Nigeria says OPEC has run out of spare capacity


OPEC does not have the extra spare capacity to increase crude oil production much more than it does today, Nigerian Oil Minister Timipre Sylva told Anadolu Agency on Friday.

“It’s not something you can turn on a tap for at this point. You have to have the extra capacity, the spare capacity to tap into, but it takes a lot of work and a lot of investment to have the extra production,” the Nigerian minister told the Turkish News Agency in an interview.

Many OPEC producers, including Nigeria, are currently pumping at maximum capacity, Sylva noted.

“If there is anything we can do to produce more, OPEC will be the first to produce more. But unfortunately that capacity does not exist in most OPEC countries,” a- he told Anadolu Agency.

OPEC isn’t too happy with sky-high oil prices because it wants prices at levels that don’t hurt consumers of its crude, but the organization can’t do much to pump more, the official said.
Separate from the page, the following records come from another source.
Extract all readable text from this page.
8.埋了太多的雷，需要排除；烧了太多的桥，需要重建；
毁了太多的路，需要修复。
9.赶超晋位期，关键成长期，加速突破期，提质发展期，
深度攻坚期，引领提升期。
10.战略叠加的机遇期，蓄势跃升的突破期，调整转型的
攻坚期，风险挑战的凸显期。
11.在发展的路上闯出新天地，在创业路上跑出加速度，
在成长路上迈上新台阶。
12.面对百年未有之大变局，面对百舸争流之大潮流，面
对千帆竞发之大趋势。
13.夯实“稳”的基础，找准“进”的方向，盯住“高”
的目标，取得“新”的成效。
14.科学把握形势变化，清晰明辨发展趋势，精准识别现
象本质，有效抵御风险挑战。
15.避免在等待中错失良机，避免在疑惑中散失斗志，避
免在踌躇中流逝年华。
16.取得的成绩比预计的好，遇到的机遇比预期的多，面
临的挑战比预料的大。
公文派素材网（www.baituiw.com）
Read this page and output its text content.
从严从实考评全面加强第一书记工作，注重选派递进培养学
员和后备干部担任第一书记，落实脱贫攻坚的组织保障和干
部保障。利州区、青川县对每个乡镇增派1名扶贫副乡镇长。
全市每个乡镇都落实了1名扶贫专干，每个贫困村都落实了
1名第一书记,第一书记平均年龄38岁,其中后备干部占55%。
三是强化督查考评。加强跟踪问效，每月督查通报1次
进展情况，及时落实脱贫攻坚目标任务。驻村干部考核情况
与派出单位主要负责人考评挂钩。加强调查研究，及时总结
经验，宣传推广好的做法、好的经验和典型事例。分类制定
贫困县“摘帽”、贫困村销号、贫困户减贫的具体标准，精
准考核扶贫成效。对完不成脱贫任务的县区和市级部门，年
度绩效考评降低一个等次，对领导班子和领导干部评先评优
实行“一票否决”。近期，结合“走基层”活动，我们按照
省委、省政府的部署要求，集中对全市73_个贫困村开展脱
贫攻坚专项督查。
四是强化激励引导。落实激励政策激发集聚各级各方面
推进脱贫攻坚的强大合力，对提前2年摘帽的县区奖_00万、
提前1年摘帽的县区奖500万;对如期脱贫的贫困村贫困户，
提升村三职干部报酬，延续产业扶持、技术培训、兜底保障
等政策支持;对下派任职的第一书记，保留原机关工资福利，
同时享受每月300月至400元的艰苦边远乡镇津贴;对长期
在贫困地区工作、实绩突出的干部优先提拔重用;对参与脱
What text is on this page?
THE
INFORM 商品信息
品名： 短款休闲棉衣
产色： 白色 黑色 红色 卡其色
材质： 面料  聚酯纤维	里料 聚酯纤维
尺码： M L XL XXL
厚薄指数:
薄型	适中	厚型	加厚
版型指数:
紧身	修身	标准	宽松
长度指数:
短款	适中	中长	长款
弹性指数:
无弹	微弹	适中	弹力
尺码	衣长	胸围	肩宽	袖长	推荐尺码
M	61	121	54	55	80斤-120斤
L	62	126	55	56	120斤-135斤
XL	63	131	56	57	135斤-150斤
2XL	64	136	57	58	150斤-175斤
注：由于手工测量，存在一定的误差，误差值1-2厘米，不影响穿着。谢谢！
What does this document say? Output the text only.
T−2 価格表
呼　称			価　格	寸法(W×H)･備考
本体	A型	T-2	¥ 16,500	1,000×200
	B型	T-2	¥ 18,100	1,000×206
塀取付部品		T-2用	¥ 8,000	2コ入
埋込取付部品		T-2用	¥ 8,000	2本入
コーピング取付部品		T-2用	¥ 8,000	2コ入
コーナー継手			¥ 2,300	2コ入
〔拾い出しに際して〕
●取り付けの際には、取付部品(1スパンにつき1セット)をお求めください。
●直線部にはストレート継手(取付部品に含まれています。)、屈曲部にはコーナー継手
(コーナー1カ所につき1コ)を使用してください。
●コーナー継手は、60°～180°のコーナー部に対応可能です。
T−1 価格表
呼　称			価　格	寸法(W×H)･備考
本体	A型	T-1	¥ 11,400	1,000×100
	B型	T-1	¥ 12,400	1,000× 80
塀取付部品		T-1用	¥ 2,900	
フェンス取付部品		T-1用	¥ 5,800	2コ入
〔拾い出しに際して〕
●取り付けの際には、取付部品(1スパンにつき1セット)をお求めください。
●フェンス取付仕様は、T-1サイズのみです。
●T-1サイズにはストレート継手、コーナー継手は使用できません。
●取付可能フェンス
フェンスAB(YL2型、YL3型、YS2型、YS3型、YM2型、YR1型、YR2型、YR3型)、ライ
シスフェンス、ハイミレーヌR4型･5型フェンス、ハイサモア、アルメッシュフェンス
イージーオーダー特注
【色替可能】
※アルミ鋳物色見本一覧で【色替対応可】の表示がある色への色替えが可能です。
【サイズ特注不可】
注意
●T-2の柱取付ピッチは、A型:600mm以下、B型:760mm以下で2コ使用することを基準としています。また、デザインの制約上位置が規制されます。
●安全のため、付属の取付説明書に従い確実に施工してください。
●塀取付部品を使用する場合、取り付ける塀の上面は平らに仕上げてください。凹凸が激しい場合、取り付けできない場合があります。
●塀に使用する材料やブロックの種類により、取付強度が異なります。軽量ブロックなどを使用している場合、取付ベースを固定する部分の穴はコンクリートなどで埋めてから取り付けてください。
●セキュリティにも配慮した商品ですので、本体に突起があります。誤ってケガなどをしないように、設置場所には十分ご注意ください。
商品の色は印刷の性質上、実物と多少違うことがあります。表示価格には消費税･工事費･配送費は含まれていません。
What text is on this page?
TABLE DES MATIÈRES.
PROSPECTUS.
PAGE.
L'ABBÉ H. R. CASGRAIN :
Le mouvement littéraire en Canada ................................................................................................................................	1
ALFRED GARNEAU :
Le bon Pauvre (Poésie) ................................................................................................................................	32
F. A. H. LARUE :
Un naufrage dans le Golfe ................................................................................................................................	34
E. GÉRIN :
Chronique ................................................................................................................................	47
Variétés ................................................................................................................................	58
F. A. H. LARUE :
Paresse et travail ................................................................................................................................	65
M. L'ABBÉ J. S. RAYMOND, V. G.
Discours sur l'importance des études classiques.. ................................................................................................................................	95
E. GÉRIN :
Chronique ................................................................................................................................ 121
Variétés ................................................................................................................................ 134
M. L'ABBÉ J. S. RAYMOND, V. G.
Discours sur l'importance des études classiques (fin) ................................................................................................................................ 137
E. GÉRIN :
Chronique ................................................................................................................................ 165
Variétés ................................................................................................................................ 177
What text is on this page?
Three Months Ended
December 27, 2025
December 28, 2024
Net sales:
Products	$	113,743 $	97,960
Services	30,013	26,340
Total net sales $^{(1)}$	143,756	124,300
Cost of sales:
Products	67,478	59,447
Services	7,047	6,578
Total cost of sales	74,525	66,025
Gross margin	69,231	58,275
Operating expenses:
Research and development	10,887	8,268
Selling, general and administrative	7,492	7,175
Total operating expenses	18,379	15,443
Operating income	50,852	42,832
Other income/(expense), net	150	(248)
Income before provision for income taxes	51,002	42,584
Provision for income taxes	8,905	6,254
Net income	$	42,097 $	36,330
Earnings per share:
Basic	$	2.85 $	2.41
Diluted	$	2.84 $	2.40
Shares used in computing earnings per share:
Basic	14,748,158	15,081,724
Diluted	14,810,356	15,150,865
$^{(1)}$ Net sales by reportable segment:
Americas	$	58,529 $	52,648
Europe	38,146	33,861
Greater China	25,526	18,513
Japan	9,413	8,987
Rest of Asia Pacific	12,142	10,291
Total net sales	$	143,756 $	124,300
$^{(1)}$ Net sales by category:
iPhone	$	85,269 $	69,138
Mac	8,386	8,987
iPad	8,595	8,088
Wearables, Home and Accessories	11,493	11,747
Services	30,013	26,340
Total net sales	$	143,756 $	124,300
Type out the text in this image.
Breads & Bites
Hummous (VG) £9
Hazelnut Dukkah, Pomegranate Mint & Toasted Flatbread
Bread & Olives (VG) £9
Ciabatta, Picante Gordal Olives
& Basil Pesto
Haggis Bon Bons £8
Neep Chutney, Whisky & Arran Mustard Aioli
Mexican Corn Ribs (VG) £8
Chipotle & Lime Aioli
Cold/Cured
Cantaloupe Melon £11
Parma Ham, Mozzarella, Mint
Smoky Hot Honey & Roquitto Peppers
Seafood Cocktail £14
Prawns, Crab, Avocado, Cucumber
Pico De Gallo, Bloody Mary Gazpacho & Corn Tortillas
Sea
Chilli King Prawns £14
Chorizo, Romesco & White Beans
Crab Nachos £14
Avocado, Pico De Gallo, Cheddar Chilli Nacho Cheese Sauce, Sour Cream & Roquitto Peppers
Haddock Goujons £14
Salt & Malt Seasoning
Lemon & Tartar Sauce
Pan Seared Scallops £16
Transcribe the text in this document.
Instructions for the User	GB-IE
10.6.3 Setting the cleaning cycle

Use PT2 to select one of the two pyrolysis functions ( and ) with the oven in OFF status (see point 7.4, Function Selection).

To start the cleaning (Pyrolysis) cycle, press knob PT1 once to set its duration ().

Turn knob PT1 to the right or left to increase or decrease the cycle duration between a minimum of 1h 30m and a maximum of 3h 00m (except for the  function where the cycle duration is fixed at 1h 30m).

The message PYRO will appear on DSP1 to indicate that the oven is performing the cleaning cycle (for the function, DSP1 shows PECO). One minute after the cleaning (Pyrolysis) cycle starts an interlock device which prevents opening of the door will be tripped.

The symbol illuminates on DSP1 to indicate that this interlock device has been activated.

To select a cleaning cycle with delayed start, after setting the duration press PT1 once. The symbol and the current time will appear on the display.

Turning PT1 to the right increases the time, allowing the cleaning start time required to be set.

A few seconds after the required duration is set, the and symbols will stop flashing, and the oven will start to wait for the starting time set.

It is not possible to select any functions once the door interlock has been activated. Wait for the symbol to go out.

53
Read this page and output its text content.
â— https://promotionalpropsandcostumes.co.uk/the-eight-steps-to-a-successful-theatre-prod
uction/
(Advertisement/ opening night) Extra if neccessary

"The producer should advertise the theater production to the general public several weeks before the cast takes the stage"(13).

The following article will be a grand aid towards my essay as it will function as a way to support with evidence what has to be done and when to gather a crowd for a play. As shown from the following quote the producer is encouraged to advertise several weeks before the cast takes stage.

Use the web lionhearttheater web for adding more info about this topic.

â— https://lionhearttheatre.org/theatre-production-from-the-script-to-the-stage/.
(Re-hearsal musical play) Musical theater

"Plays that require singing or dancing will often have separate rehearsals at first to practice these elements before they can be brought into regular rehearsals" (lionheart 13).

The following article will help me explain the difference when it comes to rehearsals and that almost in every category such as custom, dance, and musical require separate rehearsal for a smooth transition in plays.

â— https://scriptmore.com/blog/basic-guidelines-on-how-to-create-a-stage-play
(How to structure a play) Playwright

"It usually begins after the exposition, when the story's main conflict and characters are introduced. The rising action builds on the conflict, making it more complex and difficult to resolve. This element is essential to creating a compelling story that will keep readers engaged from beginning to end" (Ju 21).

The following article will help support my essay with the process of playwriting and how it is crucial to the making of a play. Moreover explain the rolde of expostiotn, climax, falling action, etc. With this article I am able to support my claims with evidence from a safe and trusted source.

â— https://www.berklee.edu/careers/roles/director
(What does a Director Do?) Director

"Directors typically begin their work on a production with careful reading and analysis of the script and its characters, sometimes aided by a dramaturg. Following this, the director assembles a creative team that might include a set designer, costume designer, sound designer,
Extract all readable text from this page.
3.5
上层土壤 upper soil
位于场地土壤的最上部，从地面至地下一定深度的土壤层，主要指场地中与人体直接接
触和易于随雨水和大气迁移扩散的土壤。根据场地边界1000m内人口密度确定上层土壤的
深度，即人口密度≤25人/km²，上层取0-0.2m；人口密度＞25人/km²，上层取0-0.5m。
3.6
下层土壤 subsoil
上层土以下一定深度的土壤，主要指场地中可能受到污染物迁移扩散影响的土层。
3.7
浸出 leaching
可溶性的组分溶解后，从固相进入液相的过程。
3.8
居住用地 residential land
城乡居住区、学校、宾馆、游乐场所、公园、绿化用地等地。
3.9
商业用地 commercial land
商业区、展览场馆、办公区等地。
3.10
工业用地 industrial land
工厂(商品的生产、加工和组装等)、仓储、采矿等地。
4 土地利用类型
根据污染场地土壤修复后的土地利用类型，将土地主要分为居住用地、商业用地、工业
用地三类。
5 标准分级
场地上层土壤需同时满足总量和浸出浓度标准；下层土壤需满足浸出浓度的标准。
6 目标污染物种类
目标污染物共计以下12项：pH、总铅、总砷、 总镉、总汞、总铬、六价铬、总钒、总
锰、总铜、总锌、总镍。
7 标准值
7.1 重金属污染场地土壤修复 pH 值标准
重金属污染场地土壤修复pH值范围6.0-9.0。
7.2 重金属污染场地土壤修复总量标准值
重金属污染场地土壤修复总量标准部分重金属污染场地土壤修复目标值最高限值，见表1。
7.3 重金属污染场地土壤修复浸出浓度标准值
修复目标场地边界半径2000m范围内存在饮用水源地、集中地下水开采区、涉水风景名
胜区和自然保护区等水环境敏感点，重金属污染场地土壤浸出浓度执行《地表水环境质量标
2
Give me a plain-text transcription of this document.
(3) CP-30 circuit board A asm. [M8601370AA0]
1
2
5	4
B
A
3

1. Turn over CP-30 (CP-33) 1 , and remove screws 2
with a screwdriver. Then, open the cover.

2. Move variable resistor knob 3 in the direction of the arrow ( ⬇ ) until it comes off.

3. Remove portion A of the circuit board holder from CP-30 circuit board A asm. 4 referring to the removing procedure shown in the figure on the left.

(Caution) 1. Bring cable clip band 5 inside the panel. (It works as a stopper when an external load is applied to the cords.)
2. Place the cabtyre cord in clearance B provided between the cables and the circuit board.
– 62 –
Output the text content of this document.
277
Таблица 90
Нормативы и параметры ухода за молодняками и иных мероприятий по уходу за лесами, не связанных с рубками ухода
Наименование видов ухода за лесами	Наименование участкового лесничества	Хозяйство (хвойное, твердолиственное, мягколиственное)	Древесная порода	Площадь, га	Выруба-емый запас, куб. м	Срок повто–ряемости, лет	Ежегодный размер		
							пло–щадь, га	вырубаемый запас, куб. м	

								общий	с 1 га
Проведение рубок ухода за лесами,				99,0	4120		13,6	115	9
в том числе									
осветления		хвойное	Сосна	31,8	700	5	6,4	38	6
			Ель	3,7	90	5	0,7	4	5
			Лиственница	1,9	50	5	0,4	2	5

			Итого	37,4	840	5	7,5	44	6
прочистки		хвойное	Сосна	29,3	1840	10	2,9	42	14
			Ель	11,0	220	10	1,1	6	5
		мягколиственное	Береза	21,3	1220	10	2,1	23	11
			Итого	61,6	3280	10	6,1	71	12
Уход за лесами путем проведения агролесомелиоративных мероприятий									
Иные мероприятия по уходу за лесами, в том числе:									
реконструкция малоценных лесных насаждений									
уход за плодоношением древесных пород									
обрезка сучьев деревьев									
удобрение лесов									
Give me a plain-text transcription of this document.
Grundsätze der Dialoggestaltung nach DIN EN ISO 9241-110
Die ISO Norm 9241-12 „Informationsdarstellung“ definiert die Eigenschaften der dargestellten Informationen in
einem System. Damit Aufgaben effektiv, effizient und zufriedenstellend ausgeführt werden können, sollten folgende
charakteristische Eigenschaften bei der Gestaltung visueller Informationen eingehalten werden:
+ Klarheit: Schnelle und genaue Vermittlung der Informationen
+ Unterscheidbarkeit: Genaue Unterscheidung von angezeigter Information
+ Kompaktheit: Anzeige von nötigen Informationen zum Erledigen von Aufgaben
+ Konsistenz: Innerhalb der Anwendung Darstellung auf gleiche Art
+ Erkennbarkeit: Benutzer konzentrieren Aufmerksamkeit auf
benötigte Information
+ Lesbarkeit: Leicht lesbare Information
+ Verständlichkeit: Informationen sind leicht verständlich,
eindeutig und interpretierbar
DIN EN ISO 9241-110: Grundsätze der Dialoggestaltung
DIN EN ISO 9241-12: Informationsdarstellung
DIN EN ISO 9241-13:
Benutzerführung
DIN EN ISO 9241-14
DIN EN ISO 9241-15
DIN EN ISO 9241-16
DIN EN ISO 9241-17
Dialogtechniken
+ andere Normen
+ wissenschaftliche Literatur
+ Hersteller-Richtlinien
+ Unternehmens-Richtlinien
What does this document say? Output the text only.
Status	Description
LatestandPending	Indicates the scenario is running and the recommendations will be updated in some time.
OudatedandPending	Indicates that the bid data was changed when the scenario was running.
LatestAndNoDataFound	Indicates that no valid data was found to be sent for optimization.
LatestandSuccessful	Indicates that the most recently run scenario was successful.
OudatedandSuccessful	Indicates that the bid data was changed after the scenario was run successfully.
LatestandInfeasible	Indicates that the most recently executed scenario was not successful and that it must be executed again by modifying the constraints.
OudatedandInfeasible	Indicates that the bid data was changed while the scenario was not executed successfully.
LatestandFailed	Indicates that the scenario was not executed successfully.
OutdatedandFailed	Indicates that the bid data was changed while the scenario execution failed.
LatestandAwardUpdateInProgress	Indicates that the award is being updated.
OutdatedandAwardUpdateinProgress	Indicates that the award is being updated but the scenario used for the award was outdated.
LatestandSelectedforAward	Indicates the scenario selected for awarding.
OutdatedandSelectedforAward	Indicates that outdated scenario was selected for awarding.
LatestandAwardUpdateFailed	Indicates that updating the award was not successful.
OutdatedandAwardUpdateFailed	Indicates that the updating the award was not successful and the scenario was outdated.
Nigerian minister.

There is “absolutely” a supply problem in the oil sector right now, Jeff Currie, global head of commodities at Goldman Sachs, told Bloomberg earlier this week.

There are widespread supply constraints among oil producers, especially non-central OPEC, Currie said. All producers except Saudi Arabia and the United Arab Emirates are producing less today than they were in 2020, he added. Add to that the Russian shock and supply constraints are the most severe in decades, since the 1970s, according to Currie.

In February, the OPEC+ group continued to severely underperform its oil production levels against the pact target, with February production at more than a million barrels per day (bpd) below the collective quota and a compliance rate jumping to 136%, Reuters reported last month.

In March, OPEC’s second-largest producer Iraq produced just 4.15 million bpd of crude oil, well below its quota under the OPEC+ deal, the data shows. of the Iraqi national oil marketing company SOMO consulted by Reuters.

Oil production from OPEC’s key partner in the OPEC+ deal, Russia, has also shown signs of decline in recent weeks.